Die Abkanzelung der drei Streitkräftechefs deutet somit auf eine weitere Radikalisierung des Bolsonarismus hin. Es genügt ihm nicht mehr, seine Feinde außerhalb zu suchen. Es wird nun ausgesondert, wer nicht mehr ausreichend Bolsonarista ist. Das war bei verschiedenen Ex-Ministern so und setzt sich nun mit altgedienten Militärs fort. Wer Kritik äußert oder zögert, gilt als "Verräter."
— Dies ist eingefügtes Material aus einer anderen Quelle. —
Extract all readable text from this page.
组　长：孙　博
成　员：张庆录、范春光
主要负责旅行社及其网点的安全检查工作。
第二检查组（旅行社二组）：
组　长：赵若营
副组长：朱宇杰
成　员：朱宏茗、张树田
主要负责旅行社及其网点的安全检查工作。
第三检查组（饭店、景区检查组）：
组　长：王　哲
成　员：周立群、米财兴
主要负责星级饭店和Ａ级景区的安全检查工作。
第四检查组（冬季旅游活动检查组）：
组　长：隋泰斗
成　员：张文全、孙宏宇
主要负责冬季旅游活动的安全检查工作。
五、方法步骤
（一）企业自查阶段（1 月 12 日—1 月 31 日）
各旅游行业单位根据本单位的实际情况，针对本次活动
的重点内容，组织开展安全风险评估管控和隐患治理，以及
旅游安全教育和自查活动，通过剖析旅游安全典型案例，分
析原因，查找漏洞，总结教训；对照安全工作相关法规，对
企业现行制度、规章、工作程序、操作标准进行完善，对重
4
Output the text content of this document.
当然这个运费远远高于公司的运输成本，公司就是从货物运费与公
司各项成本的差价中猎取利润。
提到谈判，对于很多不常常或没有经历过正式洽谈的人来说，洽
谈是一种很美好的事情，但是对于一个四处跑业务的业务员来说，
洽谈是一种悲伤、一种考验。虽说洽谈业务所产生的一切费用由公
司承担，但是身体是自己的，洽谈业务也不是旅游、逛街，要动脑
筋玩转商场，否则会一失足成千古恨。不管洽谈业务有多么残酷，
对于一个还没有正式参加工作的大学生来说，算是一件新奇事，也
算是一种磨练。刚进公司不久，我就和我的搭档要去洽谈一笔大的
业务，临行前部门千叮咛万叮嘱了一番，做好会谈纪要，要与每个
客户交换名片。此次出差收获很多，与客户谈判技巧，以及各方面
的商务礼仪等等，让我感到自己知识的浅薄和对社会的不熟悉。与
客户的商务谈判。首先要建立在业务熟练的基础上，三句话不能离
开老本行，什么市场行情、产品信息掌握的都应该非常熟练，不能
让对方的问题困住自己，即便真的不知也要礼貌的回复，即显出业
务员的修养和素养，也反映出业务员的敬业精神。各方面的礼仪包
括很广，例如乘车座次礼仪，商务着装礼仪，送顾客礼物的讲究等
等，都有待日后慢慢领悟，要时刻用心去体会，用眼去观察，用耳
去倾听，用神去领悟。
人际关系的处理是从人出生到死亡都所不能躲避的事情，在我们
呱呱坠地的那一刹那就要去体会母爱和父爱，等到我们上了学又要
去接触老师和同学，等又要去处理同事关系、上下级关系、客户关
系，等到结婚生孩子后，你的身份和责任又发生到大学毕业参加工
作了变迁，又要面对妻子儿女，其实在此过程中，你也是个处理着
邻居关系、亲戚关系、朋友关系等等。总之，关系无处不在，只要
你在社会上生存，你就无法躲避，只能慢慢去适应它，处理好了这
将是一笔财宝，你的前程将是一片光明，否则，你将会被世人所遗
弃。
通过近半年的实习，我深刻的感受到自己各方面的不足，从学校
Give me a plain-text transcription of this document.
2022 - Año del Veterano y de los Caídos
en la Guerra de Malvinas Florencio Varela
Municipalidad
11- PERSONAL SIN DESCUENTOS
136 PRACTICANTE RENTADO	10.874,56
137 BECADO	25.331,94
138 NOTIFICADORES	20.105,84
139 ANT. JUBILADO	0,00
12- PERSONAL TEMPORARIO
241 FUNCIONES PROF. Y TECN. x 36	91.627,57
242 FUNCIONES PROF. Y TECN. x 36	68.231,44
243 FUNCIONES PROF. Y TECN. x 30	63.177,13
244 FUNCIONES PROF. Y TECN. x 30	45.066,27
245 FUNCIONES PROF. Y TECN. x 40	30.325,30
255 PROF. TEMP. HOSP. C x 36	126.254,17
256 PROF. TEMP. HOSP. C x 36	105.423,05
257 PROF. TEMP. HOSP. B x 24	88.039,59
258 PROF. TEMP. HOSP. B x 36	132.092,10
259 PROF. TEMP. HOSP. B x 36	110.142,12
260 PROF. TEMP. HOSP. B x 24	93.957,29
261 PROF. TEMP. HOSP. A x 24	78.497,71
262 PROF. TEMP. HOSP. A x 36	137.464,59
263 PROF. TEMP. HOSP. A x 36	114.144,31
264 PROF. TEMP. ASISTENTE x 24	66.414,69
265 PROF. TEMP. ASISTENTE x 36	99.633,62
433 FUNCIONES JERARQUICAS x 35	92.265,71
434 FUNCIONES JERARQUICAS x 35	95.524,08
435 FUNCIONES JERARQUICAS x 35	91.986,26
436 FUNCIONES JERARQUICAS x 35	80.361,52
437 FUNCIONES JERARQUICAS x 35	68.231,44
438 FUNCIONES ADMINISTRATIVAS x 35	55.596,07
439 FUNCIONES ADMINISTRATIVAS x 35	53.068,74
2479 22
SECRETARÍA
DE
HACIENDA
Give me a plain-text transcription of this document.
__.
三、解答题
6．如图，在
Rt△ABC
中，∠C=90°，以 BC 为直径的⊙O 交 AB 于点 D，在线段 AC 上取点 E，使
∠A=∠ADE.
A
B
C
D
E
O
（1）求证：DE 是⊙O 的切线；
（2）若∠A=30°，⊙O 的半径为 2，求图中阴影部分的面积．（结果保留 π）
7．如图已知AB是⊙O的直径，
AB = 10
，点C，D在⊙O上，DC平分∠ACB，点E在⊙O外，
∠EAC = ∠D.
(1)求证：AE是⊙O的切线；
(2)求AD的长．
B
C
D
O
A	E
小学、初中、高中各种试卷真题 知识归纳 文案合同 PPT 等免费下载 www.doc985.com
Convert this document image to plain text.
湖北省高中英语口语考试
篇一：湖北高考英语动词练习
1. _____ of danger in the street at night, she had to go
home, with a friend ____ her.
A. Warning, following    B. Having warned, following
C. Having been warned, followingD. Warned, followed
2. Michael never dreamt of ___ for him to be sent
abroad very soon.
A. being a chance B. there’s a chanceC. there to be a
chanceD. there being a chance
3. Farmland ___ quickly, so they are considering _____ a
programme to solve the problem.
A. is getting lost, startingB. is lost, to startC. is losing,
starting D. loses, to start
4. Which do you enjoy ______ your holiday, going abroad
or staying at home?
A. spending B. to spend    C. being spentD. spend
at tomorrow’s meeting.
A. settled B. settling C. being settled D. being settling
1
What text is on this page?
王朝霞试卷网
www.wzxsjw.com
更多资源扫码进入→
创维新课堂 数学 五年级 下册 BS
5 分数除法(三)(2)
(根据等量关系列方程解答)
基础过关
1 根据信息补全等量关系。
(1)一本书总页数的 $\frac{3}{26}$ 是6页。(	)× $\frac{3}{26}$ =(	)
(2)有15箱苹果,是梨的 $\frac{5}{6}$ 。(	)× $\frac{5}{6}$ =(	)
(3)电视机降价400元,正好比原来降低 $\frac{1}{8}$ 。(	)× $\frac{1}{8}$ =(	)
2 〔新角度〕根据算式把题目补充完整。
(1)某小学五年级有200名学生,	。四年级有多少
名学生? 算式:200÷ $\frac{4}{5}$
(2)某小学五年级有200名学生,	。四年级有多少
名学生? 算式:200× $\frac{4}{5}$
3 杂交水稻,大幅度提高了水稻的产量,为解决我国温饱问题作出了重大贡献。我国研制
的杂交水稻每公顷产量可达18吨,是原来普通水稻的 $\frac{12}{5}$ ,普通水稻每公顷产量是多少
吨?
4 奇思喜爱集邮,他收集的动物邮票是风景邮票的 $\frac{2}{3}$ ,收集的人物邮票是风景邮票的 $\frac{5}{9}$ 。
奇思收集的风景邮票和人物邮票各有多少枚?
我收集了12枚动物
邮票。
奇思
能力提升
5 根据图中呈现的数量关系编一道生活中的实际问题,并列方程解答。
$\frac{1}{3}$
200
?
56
Darüber verengt sich der Bolsonarismus zwangsläufig immer mehr, und die Bewegung dürfte noch paranoider, unberechenbarer und gefährlicher werden.

Taktische Erwägungen

Auf der anderen Seite der Ereignisse von dieser Woche stehen die Militärs, denen nun staatspolitische Verantwortung attestiert wird. Die Wahrheit ist, dass das Militär den bolsonaristischen Zirkus bis heute ermöglicht. Mehr als 6000 Militärs sitzen in der Regierung, rund 340 auf bestbezahlten Posten. Außerdem leiten sie fast ein Drittel von Brasiliens bundesstaatlichen Unternehmen.

Von einem Riss zwischen den Streitkräften und Bolsonaro kann also keine Rede sein. In den entscheidenden Punkten stimmt man überein: Die Interpretation der Militärdiktatur als notwendige Revolution zur Verhinderung des Kommunismus. Die Ablehnung einer juristischen Aufarbeitung der Diktatur. Die weitere Besetzung und Ausbeutung der Amazonas-Region.

Die Rücktritte der Militärchefs sind daher weniger mit grundlegenden Meinungsverschiedenheiten als vielmehr mit taktischen Erwägungen zu erklären. Das Militär versucht sich von Bolsonaros katastrophaler Corona-Politik zu distanzieren. Die Generäle haben gemerkt, dass die täglich steigenden Todes-Zahlen auch ihnen angerechnet werden können. Bisher wollten viele Beobachter die Militärs gerne als pragmatische und ausgleichende Kraft in der Bolsonaro-Regierung sehen.

Diese Legende ist nicht mehr haltbar. Brasilien steht vor einer selbstverschuldeten Katastrophe im Gesundheitswesen. Das Militär will offenbar so tun, als trüge es dafür keine Verantwortung. Für Bolsonaro ist die daraus resultierende Verwirrung die Chance, wichtige Posten im Militärapparat mit Gefolgsleuten zu besetzen.